WASHINGTON, March 28: In 1997, the Clinton administration advised Pakistan not to isolate itself in the region when Pakistani leaders complained that Iran was resisting their efforts to arrange a negotiated settlement in Afghanistan.

Former US Secretary of State Madeleine Albright conveyed this message to the then foreign minister, Gohar Ayub Khan, when he discussed the issue with her. "During my 1997 visit, Foreign Minister Gohar Ayub Khan told me that Pakistan favoured a negotiated settlement to the civil war in Afghanistan, but blamed Iran for stirring up trouble by supplying arms to the anti-Taliban Northern Alliance," Ms Albright told a US commission probing the causes of the Sept 11, 2001 terrorist attacks.

She told Mr Ayub: "It concerns the United States that Pakistan is in danger of being isolated because of its support for the Taliban, which is seen as authoritarian at best, and preposterous at worst, by the rest of the world."

"I said, the Taliban may have imposed law and order, but their rules are excessive. The Taliban can never control the whole country, so all groups must be involved in a solution."

During the hearing there also emerged a difference of opinion between the officials of the Clinton and Bush administrations in their approach towards the Musharraf government.

While both the groups regarded President Musharraf as Washington's "indispensable ally", the Clinton administration officials also advised him to strengthen democracy if he wants to be successful.

"President Musharraf of Pakistan remains a courageous and indispensable ally who has become the target of assassins for the help he has given us," said CIA Director George Tenet.

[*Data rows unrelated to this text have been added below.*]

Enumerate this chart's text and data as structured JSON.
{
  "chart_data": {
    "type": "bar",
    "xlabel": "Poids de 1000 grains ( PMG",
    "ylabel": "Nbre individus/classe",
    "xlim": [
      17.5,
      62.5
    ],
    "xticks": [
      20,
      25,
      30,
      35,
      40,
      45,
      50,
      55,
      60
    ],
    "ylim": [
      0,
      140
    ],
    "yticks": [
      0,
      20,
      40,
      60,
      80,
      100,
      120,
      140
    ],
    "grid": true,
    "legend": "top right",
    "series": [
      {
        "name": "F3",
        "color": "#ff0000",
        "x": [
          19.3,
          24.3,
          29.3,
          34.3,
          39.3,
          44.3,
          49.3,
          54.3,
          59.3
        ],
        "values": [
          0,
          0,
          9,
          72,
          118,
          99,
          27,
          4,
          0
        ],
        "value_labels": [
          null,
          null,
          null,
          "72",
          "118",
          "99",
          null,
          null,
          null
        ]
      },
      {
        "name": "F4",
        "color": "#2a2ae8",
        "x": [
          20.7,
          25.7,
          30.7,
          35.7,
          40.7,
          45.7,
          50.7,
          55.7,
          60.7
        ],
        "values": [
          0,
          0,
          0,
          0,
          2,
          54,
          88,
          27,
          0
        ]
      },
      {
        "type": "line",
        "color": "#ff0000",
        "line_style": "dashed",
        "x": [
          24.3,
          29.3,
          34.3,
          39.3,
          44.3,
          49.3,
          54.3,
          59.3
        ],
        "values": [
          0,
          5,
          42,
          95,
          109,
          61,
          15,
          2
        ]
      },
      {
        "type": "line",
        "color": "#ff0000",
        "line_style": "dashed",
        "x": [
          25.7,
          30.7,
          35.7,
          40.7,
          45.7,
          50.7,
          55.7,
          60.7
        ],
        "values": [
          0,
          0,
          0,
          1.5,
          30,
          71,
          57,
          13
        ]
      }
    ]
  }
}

Ms Albright also acknowledged that President Musharraf has put his own life at risk to oppose pro-al-Qaeda elements within Pakistan. If he does not succeed, it may be a long time before another Muslim leader does the same.

But she warned: "Musharraf will not succeed in the long run, however, if he fails to support a process for strengthening democratic institutions and restoring democratic rule." The US- Pakistani relationship, she said, had become among the most important as well as the most complex on earth."

Ms Albright also explained how former Prime Minister Nawaz Sharif helped in the capture of Mir Aimal Kansi, a Pakistani wanted in America for killing two CIA employees outside the agency's headquarters in January, 1993.

Earlier in the year (1997), I had personally requested the assistance of Mr Sharif in arranging for the return to American jurisdiction of Mir Aimal Kansi. He agreed, but asked that word of his government's cooperation in the arrest and transfer not become public," she said.

"Unfortunately, the news leaked almost as soon as Kansi reached American soil, embarrassing Mr. Sharif and triggering anti-American demonstrations." In an earlier statement, Ms Albright's successor Colin Powell explained how the Bush administration convinced the Musharraf government to join the US- led war against terrorism.